The fatal problem with "For Your Consideration" is Guest doesn't seem to have a firm handle on the film's tone and style. The film doesn't have a convincing documentary feel to it, and the story is too loose and rambling to be a good "traditional" movie. It occupies a middleground between Guest's mockumentary style and his 1989 film "The Big Show", a straight movie that spoofed the Hollywood establishment and delivered much the same observatiions and messages as this latest film. But, although "The Big Show" had its problems, it was secure in its style. "For Your Consideration" is not, and it ultimately fails, because it feels phony as it unfolds.

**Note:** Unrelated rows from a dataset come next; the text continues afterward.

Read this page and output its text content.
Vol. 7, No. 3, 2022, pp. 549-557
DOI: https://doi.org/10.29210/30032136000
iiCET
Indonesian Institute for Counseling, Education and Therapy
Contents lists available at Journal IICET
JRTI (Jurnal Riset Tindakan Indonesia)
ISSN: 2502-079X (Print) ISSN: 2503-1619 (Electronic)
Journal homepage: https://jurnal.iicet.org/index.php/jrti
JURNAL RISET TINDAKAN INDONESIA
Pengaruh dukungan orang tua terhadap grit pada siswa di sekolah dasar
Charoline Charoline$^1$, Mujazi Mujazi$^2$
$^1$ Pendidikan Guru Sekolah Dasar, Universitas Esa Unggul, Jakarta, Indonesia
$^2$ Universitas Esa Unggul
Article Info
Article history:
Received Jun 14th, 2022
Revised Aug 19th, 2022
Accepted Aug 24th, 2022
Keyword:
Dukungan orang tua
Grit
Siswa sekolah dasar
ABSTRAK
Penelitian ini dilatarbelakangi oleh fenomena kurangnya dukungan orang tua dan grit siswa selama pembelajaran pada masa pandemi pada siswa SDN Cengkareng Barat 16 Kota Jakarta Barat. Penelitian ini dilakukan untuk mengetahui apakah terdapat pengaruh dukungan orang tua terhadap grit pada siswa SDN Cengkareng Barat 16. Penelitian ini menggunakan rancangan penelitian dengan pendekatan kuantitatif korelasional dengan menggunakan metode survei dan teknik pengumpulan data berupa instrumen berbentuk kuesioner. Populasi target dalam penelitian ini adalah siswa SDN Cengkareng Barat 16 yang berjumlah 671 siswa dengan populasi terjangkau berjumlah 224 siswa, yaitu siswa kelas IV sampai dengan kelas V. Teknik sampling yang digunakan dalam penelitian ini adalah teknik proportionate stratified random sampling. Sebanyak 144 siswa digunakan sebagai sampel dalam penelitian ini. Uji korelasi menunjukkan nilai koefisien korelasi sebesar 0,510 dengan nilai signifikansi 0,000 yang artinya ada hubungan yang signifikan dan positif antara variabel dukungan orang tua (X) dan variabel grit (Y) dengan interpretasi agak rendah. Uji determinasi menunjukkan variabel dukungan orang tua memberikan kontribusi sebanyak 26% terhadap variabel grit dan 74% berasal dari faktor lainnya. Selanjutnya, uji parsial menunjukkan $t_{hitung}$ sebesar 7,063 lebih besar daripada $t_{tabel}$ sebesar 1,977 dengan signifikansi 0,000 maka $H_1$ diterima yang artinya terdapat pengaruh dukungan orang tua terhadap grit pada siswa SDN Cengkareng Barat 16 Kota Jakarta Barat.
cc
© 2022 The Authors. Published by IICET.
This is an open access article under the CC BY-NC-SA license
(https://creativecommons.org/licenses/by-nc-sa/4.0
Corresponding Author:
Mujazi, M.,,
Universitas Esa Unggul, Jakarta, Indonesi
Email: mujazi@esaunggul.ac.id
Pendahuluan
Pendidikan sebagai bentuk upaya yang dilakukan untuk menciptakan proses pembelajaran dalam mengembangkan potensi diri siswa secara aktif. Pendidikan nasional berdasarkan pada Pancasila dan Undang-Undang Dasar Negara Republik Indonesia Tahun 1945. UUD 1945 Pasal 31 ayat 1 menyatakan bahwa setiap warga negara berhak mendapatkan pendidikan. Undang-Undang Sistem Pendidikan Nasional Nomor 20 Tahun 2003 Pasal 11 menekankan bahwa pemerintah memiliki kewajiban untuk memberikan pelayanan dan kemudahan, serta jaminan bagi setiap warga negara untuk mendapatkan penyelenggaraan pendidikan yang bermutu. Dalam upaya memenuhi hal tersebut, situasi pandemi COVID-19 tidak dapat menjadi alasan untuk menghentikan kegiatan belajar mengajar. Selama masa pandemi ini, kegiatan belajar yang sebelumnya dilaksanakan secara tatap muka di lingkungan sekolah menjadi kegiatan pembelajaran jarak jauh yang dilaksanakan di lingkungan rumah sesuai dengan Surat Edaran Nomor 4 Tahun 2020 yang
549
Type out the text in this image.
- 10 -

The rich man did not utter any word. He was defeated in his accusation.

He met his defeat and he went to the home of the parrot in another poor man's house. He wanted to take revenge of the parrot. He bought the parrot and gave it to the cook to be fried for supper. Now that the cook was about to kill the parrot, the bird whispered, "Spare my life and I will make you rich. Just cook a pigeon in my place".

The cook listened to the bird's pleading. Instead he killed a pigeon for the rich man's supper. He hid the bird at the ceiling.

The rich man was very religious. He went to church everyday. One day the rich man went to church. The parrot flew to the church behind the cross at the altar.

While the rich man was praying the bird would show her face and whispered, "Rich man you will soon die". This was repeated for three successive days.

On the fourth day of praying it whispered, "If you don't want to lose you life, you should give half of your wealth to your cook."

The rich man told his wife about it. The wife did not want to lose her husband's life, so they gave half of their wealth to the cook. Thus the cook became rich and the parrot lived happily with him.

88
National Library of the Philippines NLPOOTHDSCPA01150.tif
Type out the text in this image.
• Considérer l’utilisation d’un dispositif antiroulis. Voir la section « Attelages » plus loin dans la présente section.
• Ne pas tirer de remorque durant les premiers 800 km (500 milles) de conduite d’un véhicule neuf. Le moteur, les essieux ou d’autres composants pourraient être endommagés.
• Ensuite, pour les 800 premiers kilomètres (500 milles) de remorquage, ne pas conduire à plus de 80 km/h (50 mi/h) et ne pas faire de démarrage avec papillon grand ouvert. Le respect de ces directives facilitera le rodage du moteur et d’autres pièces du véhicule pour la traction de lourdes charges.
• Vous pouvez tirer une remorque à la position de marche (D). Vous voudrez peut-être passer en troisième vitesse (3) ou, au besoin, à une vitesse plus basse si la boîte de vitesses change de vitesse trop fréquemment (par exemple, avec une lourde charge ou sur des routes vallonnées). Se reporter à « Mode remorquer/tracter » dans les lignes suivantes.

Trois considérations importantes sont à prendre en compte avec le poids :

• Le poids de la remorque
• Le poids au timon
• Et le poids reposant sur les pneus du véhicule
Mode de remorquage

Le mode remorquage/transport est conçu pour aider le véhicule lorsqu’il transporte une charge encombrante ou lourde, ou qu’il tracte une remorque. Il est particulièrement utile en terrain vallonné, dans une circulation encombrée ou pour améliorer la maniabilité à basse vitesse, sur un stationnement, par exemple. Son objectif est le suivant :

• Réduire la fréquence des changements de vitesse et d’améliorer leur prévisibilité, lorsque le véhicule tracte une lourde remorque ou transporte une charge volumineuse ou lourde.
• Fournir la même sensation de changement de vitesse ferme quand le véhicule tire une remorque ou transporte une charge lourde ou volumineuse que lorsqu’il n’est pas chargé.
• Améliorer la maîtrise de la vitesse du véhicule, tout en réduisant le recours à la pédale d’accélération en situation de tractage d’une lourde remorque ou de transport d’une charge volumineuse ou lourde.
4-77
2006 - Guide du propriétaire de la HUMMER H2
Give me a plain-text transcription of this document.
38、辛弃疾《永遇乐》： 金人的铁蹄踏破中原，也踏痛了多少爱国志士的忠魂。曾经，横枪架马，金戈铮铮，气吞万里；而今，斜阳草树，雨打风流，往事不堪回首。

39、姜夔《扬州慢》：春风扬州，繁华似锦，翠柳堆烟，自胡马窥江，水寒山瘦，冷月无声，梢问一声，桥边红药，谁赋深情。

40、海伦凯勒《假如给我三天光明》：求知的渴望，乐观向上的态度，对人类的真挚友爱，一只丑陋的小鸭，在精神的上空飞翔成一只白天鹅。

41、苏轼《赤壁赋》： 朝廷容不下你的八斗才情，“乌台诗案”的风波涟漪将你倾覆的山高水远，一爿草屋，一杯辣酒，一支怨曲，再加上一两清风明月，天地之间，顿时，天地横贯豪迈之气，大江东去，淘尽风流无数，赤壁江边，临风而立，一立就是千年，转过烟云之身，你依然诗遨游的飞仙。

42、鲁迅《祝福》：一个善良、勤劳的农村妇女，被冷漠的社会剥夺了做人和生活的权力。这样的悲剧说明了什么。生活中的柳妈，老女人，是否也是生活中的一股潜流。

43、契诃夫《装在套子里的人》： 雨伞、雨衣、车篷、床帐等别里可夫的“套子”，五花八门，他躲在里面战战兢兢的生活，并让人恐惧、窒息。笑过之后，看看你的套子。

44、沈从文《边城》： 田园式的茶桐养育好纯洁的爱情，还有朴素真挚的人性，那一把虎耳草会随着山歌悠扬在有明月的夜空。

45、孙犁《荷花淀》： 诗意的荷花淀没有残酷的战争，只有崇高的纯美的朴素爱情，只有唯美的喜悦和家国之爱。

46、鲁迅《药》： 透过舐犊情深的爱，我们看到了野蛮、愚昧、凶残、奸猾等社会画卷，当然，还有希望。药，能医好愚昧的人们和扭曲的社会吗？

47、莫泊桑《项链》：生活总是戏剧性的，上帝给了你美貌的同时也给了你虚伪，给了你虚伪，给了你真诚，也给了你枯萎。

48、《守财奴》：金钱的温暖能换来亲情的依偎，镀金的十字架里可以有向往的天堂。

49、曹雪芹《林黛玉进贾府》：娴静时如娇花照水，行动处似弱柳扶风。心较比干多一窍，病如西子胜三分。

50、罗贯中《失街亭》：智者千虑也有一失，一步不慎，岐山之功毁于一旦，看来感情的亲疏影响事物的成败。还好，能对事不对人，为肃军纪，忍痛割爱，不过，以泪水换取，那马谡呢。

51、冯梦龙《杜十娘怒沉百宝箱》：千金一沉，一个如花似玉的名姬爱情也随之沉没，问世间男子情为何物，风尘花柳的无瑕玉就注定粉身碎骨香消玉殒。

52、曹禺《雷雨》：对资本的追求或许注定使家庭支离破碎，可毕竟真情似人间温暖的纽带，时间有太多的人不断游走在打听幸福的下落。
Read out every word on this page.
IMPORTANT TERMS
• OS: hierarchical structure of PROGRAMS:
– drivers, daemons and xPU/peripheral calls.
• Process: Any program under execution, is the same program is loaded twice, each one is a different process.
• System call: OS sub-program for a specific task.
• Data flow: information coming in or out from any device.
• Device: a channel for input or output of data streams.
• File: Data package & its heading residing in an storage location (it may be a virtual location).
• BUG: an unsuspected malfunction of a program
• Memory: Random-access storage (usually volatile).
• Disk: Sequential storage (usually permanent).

The movie features all the faces we've come to expect in one of Guest's mockumentaries, but no one manages to be quite as funny as they were in "Best in Show" or "Waiting for Guffman". Stand-out cast members are Catherine O'Hare (who portrays a Hollywood has-been who comes to believe "Home for Purum" is her final shot at stardom), but she is remarkable here because her character is more tragic than funny and Parker Posey (who plays an obnoxious up-and-coming actress with devastating perfection).
Despite the good performances, this film is only of interest to the biggest fans of this troupe and Christopher Guest. Because the director failed to create a convincing tone--Guest utterly fails at making the film feel like a documentary--the film is shot through with a sense of fakeness and hollowness.